Because they had launched the mission early, the planes ran out of fuel. Most of the airmen bailed out over China, where they were hidden by the Chinese. One crew ended up in neutral Siberia and were interned for the remainder of the war.
The Japanese military was humiliated by the daring raid. One senior officer committed suicide. The High Command insisted steps had to be taken so Japan would not be caught off guard again. Certain resources intended for the battlefronts were now set aside for home defense.
When Roosevelt (Number 2) was asked by reporters where the planes had come from, he quipped, “Shangri-la,” the fictionalcity in Tibet immortalized in the novel Lost Horizon by James Hilton.

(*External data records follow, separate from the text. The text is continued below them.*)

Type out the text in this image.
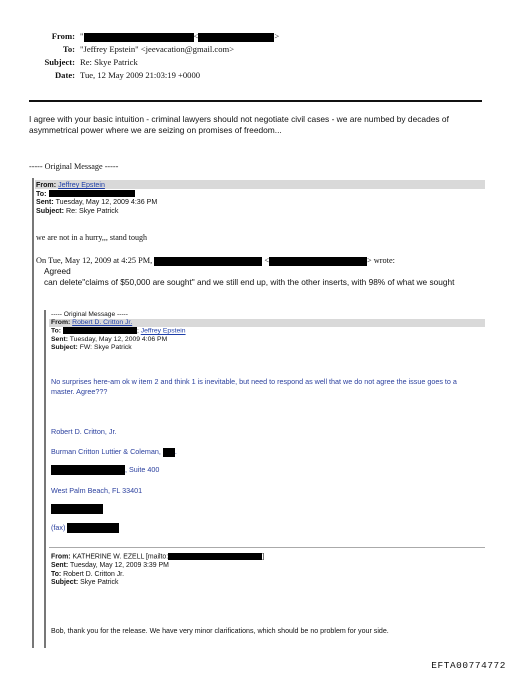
From: "	<	>
To: "Jeffrey Epstein" <jeevacation@gmail.com>
Subject: Re: Skye Patrick
Date: Tue, 12 May 2009 21:03:19 +0000
I agree with your basic intuition - criminal lawyers should not negotiate civil cases - we are numbed by decades of asymmetrical power where we are seizing on promises of freedom...
----- Original Message -----
From: Jeffrey Epstein
To:
Sent: Tuesday, May 12, 2009 4:36 PM
Subject: Re: Skye Patrick
we are not in a hurry,,, stand tough
On Tue, May 12, 2009 at 4:25 PM,	<	> wrote:
Agreed
can delete"claims of $50,000 are sought" and we still end up, with the other inserts, with 98% of what we sought
----- Original Message -----
From: Robert D. Critton Jr.
To:	; Jeffrey Epstein
Sent: Tuesday, May 12, 2009 4:06 PM
Subject: FW: Skye Patrick
No surprises here-am ok w item 2 and think 1 is inevitable, but need to respond as well that we do not agree the issue goes to a master. Agree???
Robert D. Critton, Jr.
Burman Critton Luttier & Coleman, .
, Suite 400
West Palm Beach, FL 33401
(fax)
From: KATHERINE W. EZELL [mailto:	]
Sent: Tuesday, May 12, 2009 3:39 PM
To: Robert D. Critton Jr.
Subject: Skye Patrick
Bob, thank you for the release. We have very minor clarifications, which should be no problem for your side.
EFTA00774772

Tokyo radio warned that any American pilots who would try it again would get “a one-way ticket to hell.” It failed to deter anyone. The saturation bombings, the fire bombings, and the atomic bombings would come, following the flight path initiated by Jimmy Doolittle and his raiders.
In the war years that followed, Doolittle rose to the rank of lieutenant general. He commanded forces in both the European and Pacific theaters, including the 15th Air Force in Tunisia and Sicily and the 8th Air Force, first in Europe and later in Okinawa.Nothing he did would ever be as important to the war effort as the raid. For Americans, it restored morale; for the Japanese, it was a portent of what was to come.
After the war, Doolittle became an executive with the Shell Oil Company. He died in 1993.